Menjaga mulut dan tangan terhadap muslim lain

Kali ini kita membahas mengenai hadis riwayat Bukhari nomer 9 yang menyatakan sebagai berikut:

“Telah menceritakan kepada kami Adam bin Abu Iyas berkata, Telah menceritakan kepada kami Syu’bah dari Abdullah bin Abu As Safar dan Isma’il bin Abu Khalid dari Asy Sya’bi dari Abdullah bin ‘Amru dari Nabi shallallahu ‘alaihi wasallam, bersabda: “Seorang muslim adalah orang yang Kaum Muslimin selamat dari lisan dan tangannya, dan seorang Muhajir adalah orang yang meninggalkan apa yang dilarang oleh Allah”
Dari hadis ini, Rasulullah mengajarkan ke kita untuk menjaga lisan dan tangan kita terhadap muslim yang lain agar muslim lain selamat atas lisan dan tangan kita.
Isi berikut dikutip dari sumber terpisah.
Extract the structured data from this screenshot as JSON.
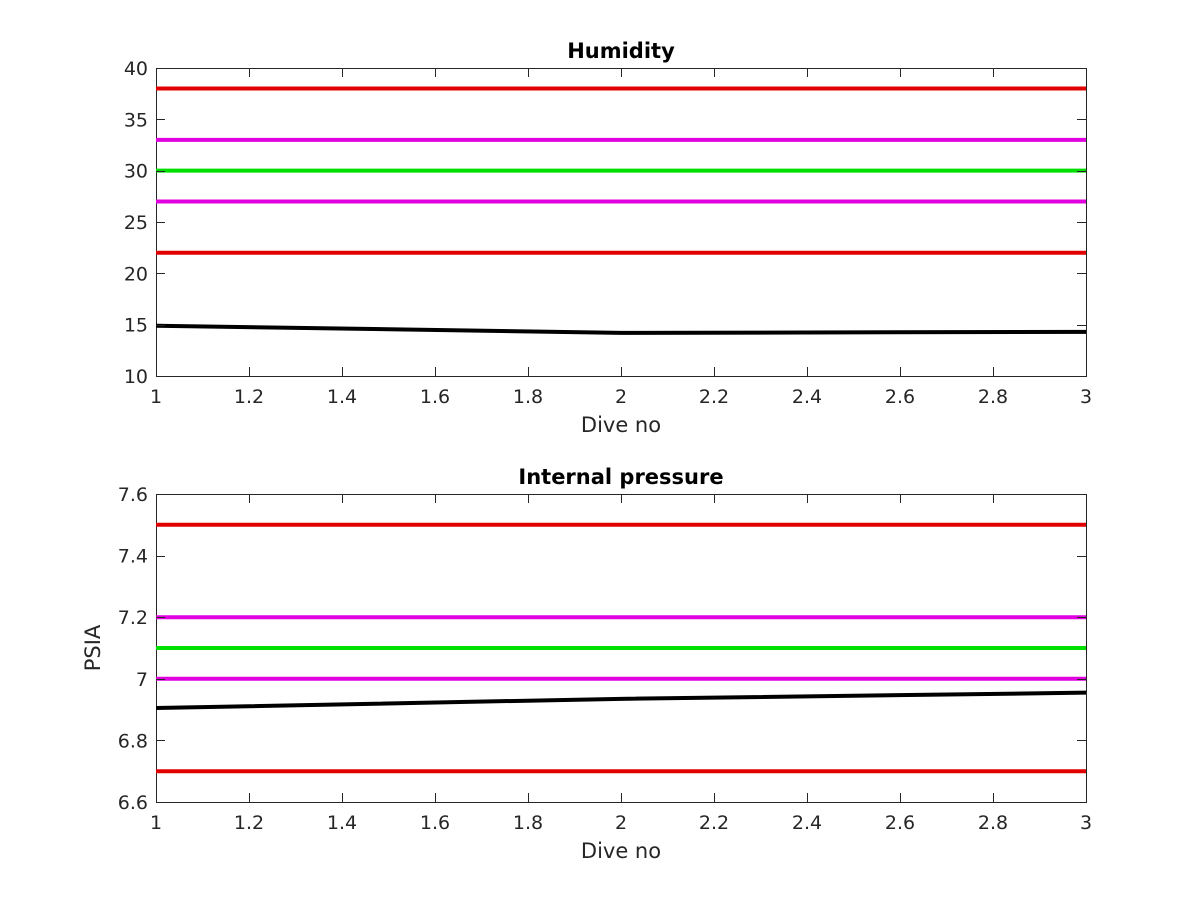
{
  "chart_data": [
    {
      "type": "line",
      "title": "Humidity",
      "xlabel": "Dive no",
      "ylabel": "",
      "xlim": [
        1,
        3
      ],
      "ylim": [
        10,
        40
      ],
      "xticks": [
        1,
        1.2,
        1.4,
        1.6,
        1.8,
        2,
        2.2,
        2.4,
        2.6,
        2.8,
        3
      ],
      "yticks": [
        10,
        15,
        20,
        25,
        30,
        35,
        40
      ],
      "grid": false,
      "series": [
        {
          "color": "#e00000",
          "x": [
            1,
            3
          ],
          "y": [
            38,
            38
          ]
        },
        {
          "color": "#e000e0",
          "x": [
            1,
            3
          ],
          "y": [
            33,
            33
          ]
        },
        {
          "color": "#00e000",
          "x": [
            1,
            3
          ],
          "y": [
            30,
            30
          ]
        },
        {
          "color": "#e000e0",
          "x": [
            1,
            3
          ],
          "y": [
            27,
            27
          ]
        },
        {
          "color": "#e00000",
          "x": [
            1,
            3
          ],
          "y": [
            22,
            22
          ]
        },
        {
          "color": "#000000",
          "x": [
            1,
            2,
            3
          ],
          "y": [
            14.9,
            14.2,
            14.3
          ]
        }
      ]
    },
    {
      "type": "line",
      "title": "Internal pressure",
      "xlabel": "Dive no",
      "ylabel": "PSIA",
      "xlim": [
        1,
        3
      ],
      "ylim": [
        6.6,
        7.6
      ],
      "xticks": [
        1,
        1.2,
        1.4,
        1.6,
        1.8,
        2,
        2.2,
        2.4,
        2.6,
        2.8,
        3
      ],
      "yticks": [
        6.6,
        6.8,
        7,
        7.2,
        7.4,
        7.6
      ],
      "grid": false,
      "series": [
        {
          "color": "#e00000",
          "x": [
            1,
            3
          ],
          "y": [
            7.5,
            7.5
          ]
        },
        {
          "color": "#e000e0",
          "x": [
            1,
            3
          ],
          "y": [
            7.2,
            7.2
          ]
        },
        {
          "color": "#00e000",
          "x": [
            1,
            3
          ],
          "y": [
            7.1,
            7.1
          ]
        },
        {
          "color": "#e000e0",
          "x": [
            1,
            3
          ],
          "y": [
            7.0,
            7.0
          ]
        },
        {
          "color": "#e00000",
          "x": [
            1,
            3
          ],
          "y": [
            6.7,
            6.7
          ]
        },
        {
          "color": "#000000",
          "x": [
            1,
            2,
            3
          ],
          "y": [
            6.905,
            6.935,
            6.955
          ]
        }
      ]
    }
  ]
}
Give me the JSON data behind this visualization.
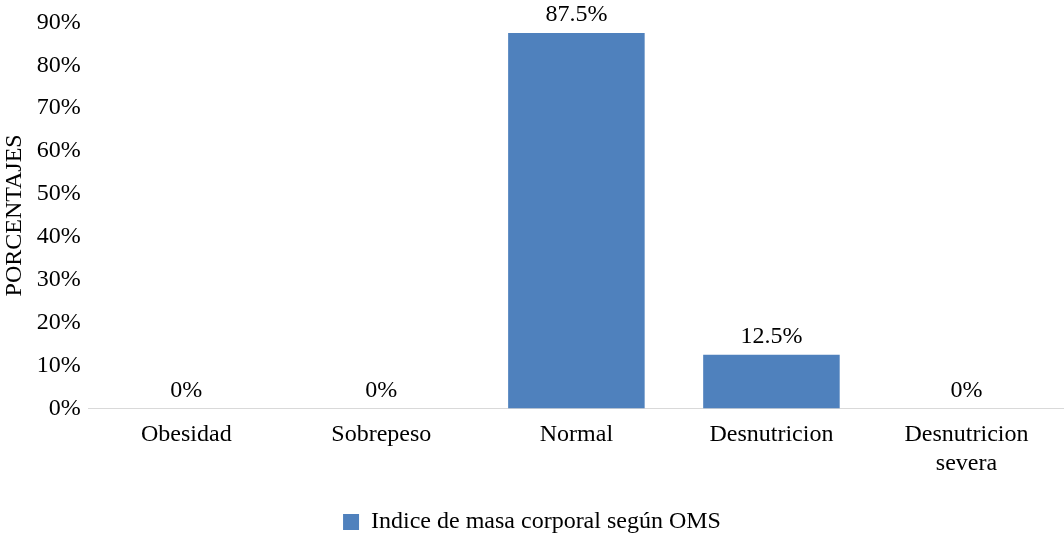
{
  "chart_data": {
    "type": "bar",
    "ylabel": "PORCENTAJES",
    "categories": [
      "Obesidad",
      "Sobrepeso",
      "Normal",
      "Desnutricion",
      "Desnutricion severa"
    ],
    "series": [
      {
        "name": "Indice de masa corporal según OMS",
        "color": "#4f81bd",
        "values": [
          0,
          0,
          87.5,
          12.5,
          0
        ],
        "value_labels": [
          "0%",
          "0%",
          "87.5%",
          "12.5%",
          "0%"
        ]
      }
    ],
    "ylim": [
      0,
      90
    ],
    "yticks": [
      {
        "value": 0,
        "label": "0%"
      },
      {
        "value": 10,
        "label": "10%"
      },
      {
        "value": 20,
        "label": "20%"
      },
      {
        "value": 30,
        "label": "30%"
      },
      {
        "value": 40,
        "label": "40%"
      },
      {
        "value": 50,
        "label": "50%"
      },
      {
        "value": 60,
        "label": "60%"
      },
      {
        "value": 70,
        "label": "70%"
      },
      {
        "value": 80,
        "label": "80%"
      },
      {
        "value": 90,
        "label": "90%"
      }
    ],
    "grid": false,
    "legend": "bottom"
  }
}
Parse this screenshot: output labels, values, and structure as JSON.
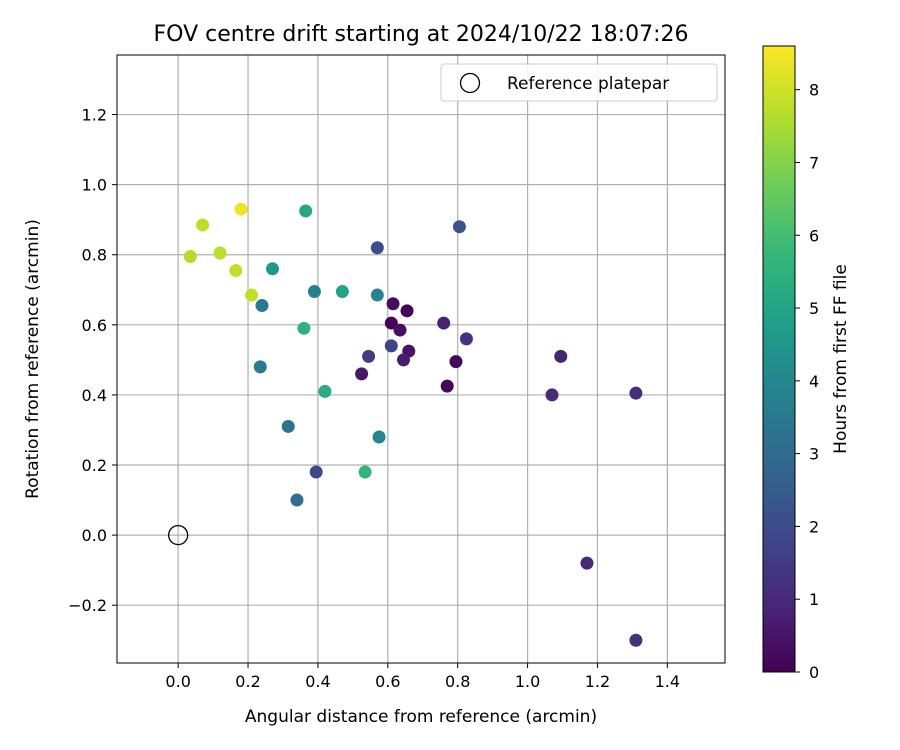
{
  "chart_data": {
    "type": "scatter",
    "title": "FOV centre drift starting at 2024/10/22 18:07:26",
    "xlabel": "Angular distance from reference (arcmin)",
    "ylabel": "Rotation from reference (arcmin)",
    "xlim": [
      -0.175,
      1.565
    ],
    "ylim": [
      -0.365,
      1.37
    ],
    "xticks": [
      0.0,
      0.2,
      0.4,
      0.6,
      0.8,
      1.0,
      1.2,
      1.4
    ],
    "xtick_labels": [
      "0.0",
      "0.2",
      "0.4",
      "0.6",
      "0.8",
      "1.0",
      "1.2",
      "1.4"
    ],
    "yticks": [
      -0.2,
      0.0,
      0.2,
      0.4,
      0.6,
      0.8,
      1.0,
      1.2
    ],
    "ytick_labels": [
      "−0.2",
      "0.0",
      "0.2",
      "0.4",
      "0.6",
      "0.8",
      "1.0",
      "1.2"
    ],
    "grid": true,
    "legend": {
      "placement": "top-right",
      "label": "Reference platepar"
    },
    "reference_point": {
      "x": 0.0,
      "y": 0.0
    },
    "colorbar": {
      "label": "Hours from first FF file",
      "min": 0,
      "max": 8.6,
      "ticks": [
        0,
        1,
        2,
        3,
        4,
        5,
        6,
        7,
        8
      ],
      "colormap": "viridis"
    },
    "points": [
      {
        "x": 0.61,
        "y": 0.605,
        "c": 0.05
      },
      {
        "x": 0.655,
        "y": 0.64,
        "c": 0.1
      },
      {
        "x": 0.77,
        "y": 0.425,
        "c": 0.2
      },
      {
        "x": 0.795,
        "y": 0.495,
        "c": 0.15
      },
      {
        "x": 0.615,
        "y": 0.66,
        "c": 0.3
      },
      {
        "x": 0.635,
        "y": 0.585,
        "c": 0.4
      },
      {
        "x": 0.66,
        "y": 0.525,
        "c": 0.5
      },
      {
        "x": 0.525,
        "y": 0.46,
        "c": 0.6
      },
      {
        "x": 0.645,
        "y": 0.5,
        "c": 0.7
      },
      {
        "x": 0.76,
        "y": 0.605,
        "c": 0.8
      },
      {
        "x": 1.095,
        "y": 0.51,
        "c": 0.9
      },
      {
        "x": 1.07,
        "y": 0.4,
        "c": 1.0
      },
      {
        "x": 1.31,
        "y": 0.405,
        "c": 1.1
      },
      {
        "x": 1.17,
        "y": -0.08,
        "c": 1.0
      },
      {
        "x": 1.31,
        "y": -0.3,
        "c": 1.2
      },
      {
        "x": 0.825,
        "y": 0.56,
        "c": 1.3
      },
      {
        "x": 0.545,
        "y": 0.51,
        "c": 1.6
      },
      {
        "x": 0.61,
        "y": 0.54,
        "c": 1.8
      },
      {
        "x": 0.395,
        "y": 0.18,
        "c": 1.9
      },
      {
        "x": 0.57,
        "y": 0.82,
        "c": 2.1
      },
      {
        "x": 0.805,
        "y": 0.88,
        "c": 2.2
      },
      {
        "x": 0.34,
        "y": 0.1,
        "c": 3.1
      },
      {
        "x": 0.315,
        "y": 0.31,
        "c": 3.3
      },
      {
        "x": 0.24,
        "y": 0.655,
        "c": 3.5
      },
      {
        "x": 0.235,
        "y": 0.48,
        "c": 3.6
      },
      {
        "x": 0.39,
        "y": 0.695,
        "c": 3.8
      },
      {
        "x": 0.57,
        "y": 0.685,
        "c": 3.9
      },
      {
        "x": 0.575,
        "y": 0.28,
        "c": 4.0
      },
      {
        "x": 0.27,
        "y": 0.76,
        "c": 4.6
      },
      {
        "x": 0.47,
        "y": 0.695,
        "c": 5.0
      },
      {
        "x": 0.365,
        "y": 0.925,
        "c": 5.1
      },
      {
        "x": 0.42,
        "y": 0.41,
        "c": 5.3
      },
      {
        "x": 0.36,
        "y": 0.59,
        "c": 5.5
      },
      {
        "x": 0.535,
        "y": 0.18,
        "c": 5.6
      },
      {
        "x": 0.035,
        "y": 0.795,
        "c": 7.6
      },
      {
        "x": 0.07,
        "y": 0.885,
        "c": 7.7
      },
      {
        "x": 0.12,
        "y": 0.805,
        "c": 7.7
      },
      {
        "x": 0.165,
        "y": 0.755,
        "c": 7.8
      },
      {
        "x": 0.21,
        "y": 0.685,
        "c": 7.8
      },
      {
        "x": 0.18,
        "y": 0.93,
        "c": 8.4
      }
    ]
  }
}
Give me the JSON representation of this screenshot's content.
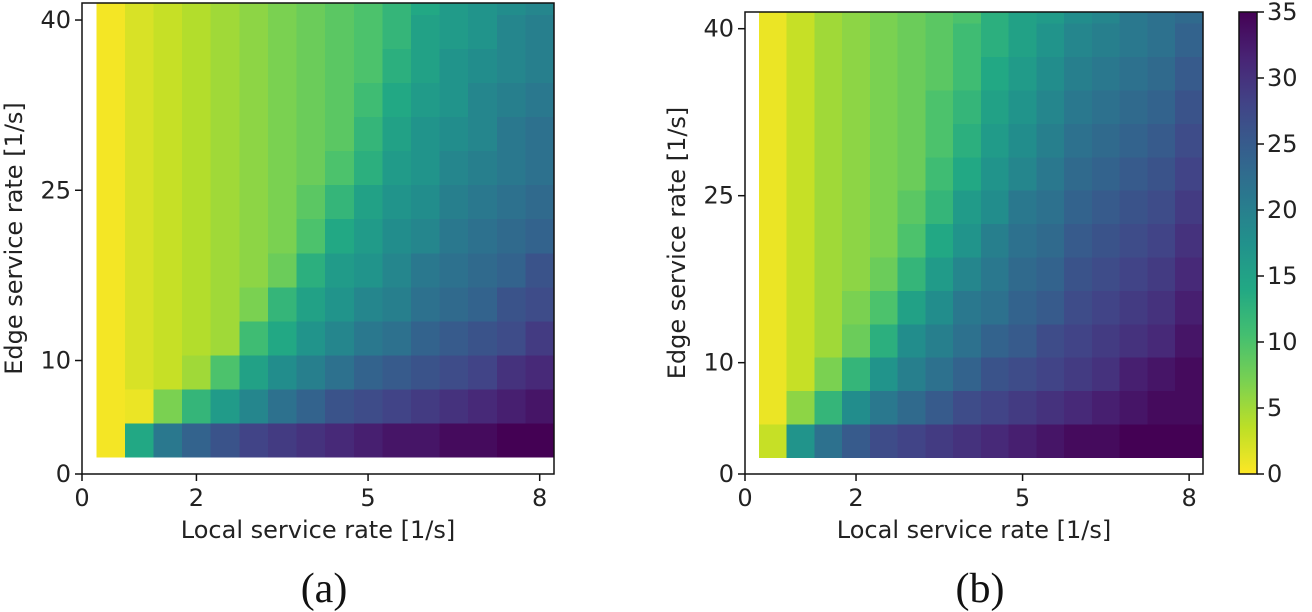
{
  "chart_data": [
    {
      "type": "heatmap",
      "caption": "(a)",
      "xlabel": "Local service rate [1/s]",
      "ylabel": "Edge service rate [1/s]",
      "x_ticks": [
        {
          "value": 0,
          "label": "0"
        },
        {
          "value": 2,
          "label": "2"
        },
        {
          "value": 5,
          "label": "5"
        },
        {
          "value": 8,
          "label": "8"
        }
      ],
      "y_ticks": [
        {
          "value": 0,
          "label": "0"
        },
        {
          "value": 10,
          "label": "10"
        },
        {
          "value": 25,
          "label": "25"
        },
        {
          "value": 40,
          "label": "40"
        }
      ],
      "xlim": [
        0,
        8.25
      ],
      "ylim": [
        0,
        41.5
      ],
      "x_values": [
        0.5,
        1.0,
        1.5,
        2.0,
        2.5,
        3.0,
        3.5,
        4.0,
        4.5,
        5.0,
        5.5,
        6.0,
        6.5,
        7.0,
        7.5,
        8.0
      ],
      "y_values": [
        3,
        6,
        9,
        12,
        15,
        18,
        21,
        24,
        27,
        30,
        33,
        36,
        39,
        42
      ],
      "cell_width": 0.5,
      "cell_height": 3,
      "color_range": [
        0,
        35
      ],
      "colormap": "viridis_r",
      "z": [
        [
          0.5,
          14,
          21,
          24,
          26,
          28,
          29,
          30,
          31,
          32,
          33,
          33,
          34,
          34,
          35,
          35
        ],
        [
          0.5,
          1,
          7,
          12,
          16,
          19,
          22,
          24,
          26,
          27,
          28,
          29,
          30,
          31,
          32,
          33
        ],
        [
          0.5,
          2,
          3,
          5,
          10,
          15,
          18,
          20,
          22,
          24,
          25,
          26,
          27,
          28,
          30,
          31
        ],
        [
          0.5,
          2,
          3,
          4,
          5,
          11,
          14,
          17,
          19,
          21,
          22,
          24,
          25,
          26,
          27,
          29
        ],
        [
          0.5,
          2,
          3,
          4,
          5,
          7,
          12,
          15,
          17,
          19,
          20,
          22,
          23,
          24,
          26,
          27
        ],
        [
          0.5,
          2,
          3,
          4,
          5,
          6,
          8,
          13,
          16,
          17,
          19,
          21,
          22,
          23,
          24,
          26
        ],
        [
          0.5,
          2,
          3,
          4,
          5,
          6,
          7,
          10,
          14,
          16,
          18,
          19,
          21,
          22,
          23,
          24
        ],
        [
          0.5,
          2,
          3,
          4,
          5,
          6,
          7,
          9,
          12,
          15,
          17,
          18,
          20,
          21,
          22,
          23
        ],
        [
          0.5,
          2,
          3,
          4,
          5,
          6,
          7,
          8,
          10,
          13,
          16,
          17,
          19,
          20,
          21,
          22
        ],
        [
          0.5,
          2,
          3,
          4,
          5,
          6,
          7,
          8,
          9,
          12,
          15,
          17,
          18,
          19,
          21,
          22
        ],
        [
          0.5,
          2,
          3,
          4,
          5,
          6,
          7,
          8,
          9,
          11,
          14,
          16,
          17,
          19,
          20,
          21
        ],
        [
          0.5,
          2,
          3,
          4,
          5,
          6,
          7,
          8,
          9,
          10,
          13,
          15,
          17,
          18,
          19,
          20
        ],
        [
          0.5,
          2,
          3,
          4,
          5,
          6,
          7,
          8,
          9,
          10,
          12,
          15,
          16,
          17,
          19,
          20
        ],
        [
          0.5,
          2,
          3,
          4,
          5,
          6,
          7,
          8,
          9,
          10,
          12,
          14,
          16,
          17,
          18,
          19
        ]
      ]
    },
    {
      "type": "heatmap",
      "caption": "(b)",
      "xlabel": "Local service rate [1/s]",
      "ylabel": "Edge service rate [1/s]",
      "x_ticks": [
        {
          "value": 0,
          "label": "0"
        },
        {
          "value": 2,
          "label": "2"
        },
        {
          "value": 5,
          "label": "5"
        },
        {
          "value": 8,
          "label": "8"
        }
      ],
      "y_ticks": [
        {
          "value": 0,
          "label": "0"
        },
        {
          "value": 10,
          "label": "10"
        },
        {
          "value": 25,
          "label": "25"
        },
        {
          "value": 40,
          "label": "40"
        }
      ],
      "xlim": [
        0,
        8.25
      ],
      "ylim": [
        0,
        41.5
      ],
      "x_values": [
        0.5,
        1.0,
        1.5,
        2.0,
        2.5,
        3.0,
        3.5,
        4.0,
        4.5,
        5.0,
        5.5,
        6.0,
        6.5,
        7.0,
        7.5,
        8.0
      ],
      "y_values": [
        3,
        6,
        9,
        12,
        15,
        18,
        21,
        24,
        27,
        30,
        33,
        36,
        39,
        42
      ],
      "cell_width": 0.5,
      "cell_height": 3,
      "color_range": [
        0,
        35
      ],
      "colormap": "viridis_r",
      "colorbar": {
        "ticks": [
          {
            "value": 0,
            "label": "0"
          },
          {
            "value": 5,
            "label": "5"
          },
          {
            "value": 10,
            "label": "10"
          },
          {
            "value": 15,
            "label": "15"
          },
          {
            "value": 20,
            "label": "20"
          },
          {
            "value": 25,
            "label": "25"
          },
          {
            "value": 30,
            "label": "30"
          },
          {
            "value": 35,
            "label": "35"
          }
        ]
      },
      "z": [
        [
          3,
          17,
          22,
          25,
          27,
          28,
          29,
          30,
          31,
          32,
          33,
          34,
          34,
          35,
          35,
          35
        ],
        [
          1,
          6,
          12,
          18,
          21,
          23,
          25,
          27,
          28,
          29,
          30,
          31,
          32,
          33,
          34,
          34
        ],
        [
          1,
          3,
          7,
          12,
          17,
          20,
          22,
          24,
          26,
          27,
          28,
          29,
          30,
          32,
          33,
          34
        ],
        [
          1,
          3,
          5,
          8,
          13,
          18,
          20,
          22,
          24,
          25,
          27,
          28,
          29,
          30,
          31,
          33
        ],
        [
          1,
          3,
          5,
          7,
          10,
          15,
          18,
          21,
          22,
          24,
          25,
          27,
          28,
          29,
          30,
          32
        ],
        [
          1,
          3,
          5,
          6,
          8,
          12,
          16,
          19,
          21,
          23,
          24,
          26,
          27,
          28,
          29,
          31
        ],
        [
          1,
          3,
          5,
          6,
          7,
          10,
          14,
          17,
          20,
          22,
          23,
          25,
          26,
          27,
          28,
          30
        ],
        [
          1,
          3,
          5,
          6,
          7,
          9,
          12,
          16,
          18,
          21,
          22,
          24,
          25,
          26,
          27,
          29
        ],
        [
          1,
          3,
          5,
          6,
          7,
          8,
          11,
          14,
          17,
          19,
          21,
          23,
          24,
          25,
          26,
          28
        ],
        [
          1,
          3,
          5,
          6,
          7,
          8,
          10,
          13,
          16,
          18,
          20,
          22,
          23,
          24,
          25,
          27
        ],
        [
          1,
          3,
          5,
          6,
          7,
          8,
          10,
          12,
          15,
          17,
          19,
          21,
          22,
          23,
          24,
          26
        ],
        [
          1,
          3,
          5,
          6,
          7,
          8,
          9,
          11,
          14,
          16,
          18,
          20,
          21,
          22,
          23,
          25
        ],
        [
          1,
          3,
          5,
          6,
          7,
          8,
          9,
          11,
          13,
          15,
          17,
          19,
          20,
          21,
          22,
          24
        ],
        [
          1,
          3,
          5,
          6,
          7,
          8,
          9,
          10,
          13,
          15,
          16,
          18,
          19,
          21,
          22,
          23
        ]
      ]
    }
  ]
}
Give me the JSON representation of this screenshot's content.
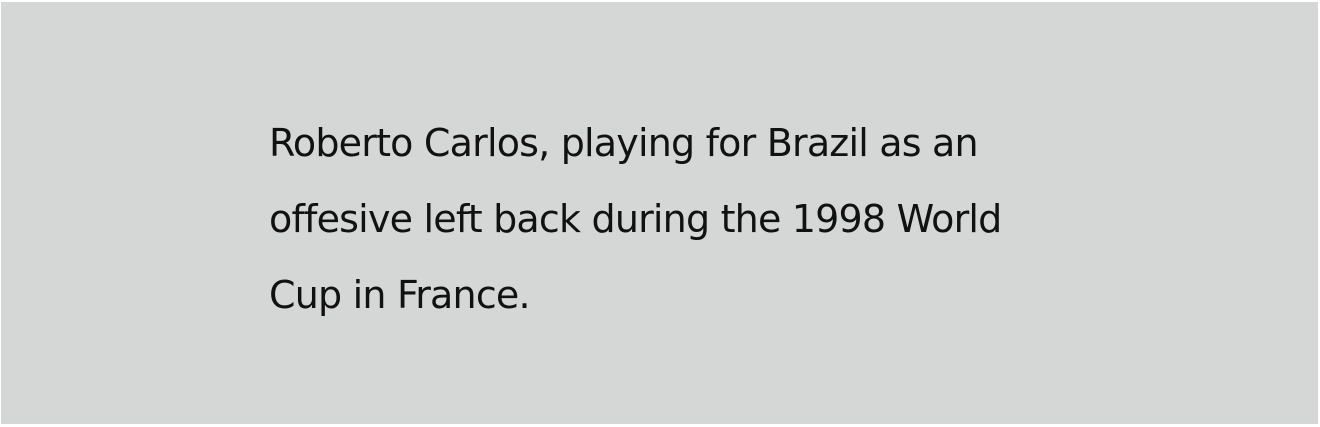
{
  "caption": {
    "lines": [
      "Roberto Carlos, playing for Brazil as an",
      "offesive left back during the 1998 World",
      "Cup in France."
    ]
  },
  "colors": {
    "background": "#d5d7d6",
    "text": "#111111"
  }
}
Artinya ialah kita tidak mengejek, mencibir dan berkata buruk mengenai muslim lain. Jika kita tidak setuju atau tidak menyukai muslim lain maka kita sebaiknya diam atau berdiskusi langsung dengannya dengan baik.
Jika berbicara yang tidak baik dengan muslim saja bukan merupakan ciri seorang muslim, apalagi jika seseorang menzalimi muslim yang lainnya. Seperti berantem dengan tangannya, menyakiti muslim tersebut, atau dengan kebijakannya menjadikan muslim yang lain tidak selamat maka hal itu bukanlah sifat seorang muslim.
Maka menjadi seorang muslim bukan hanya untuk seorang diri tersebut. Namun menjadi seorang muslim ialah ketika dia dapat berbicara dan bertingkah laku dengan baik kepada muslim yang lain seperti kepada istrinya, anaknya, orang tuanya dan saudara-saudaranya.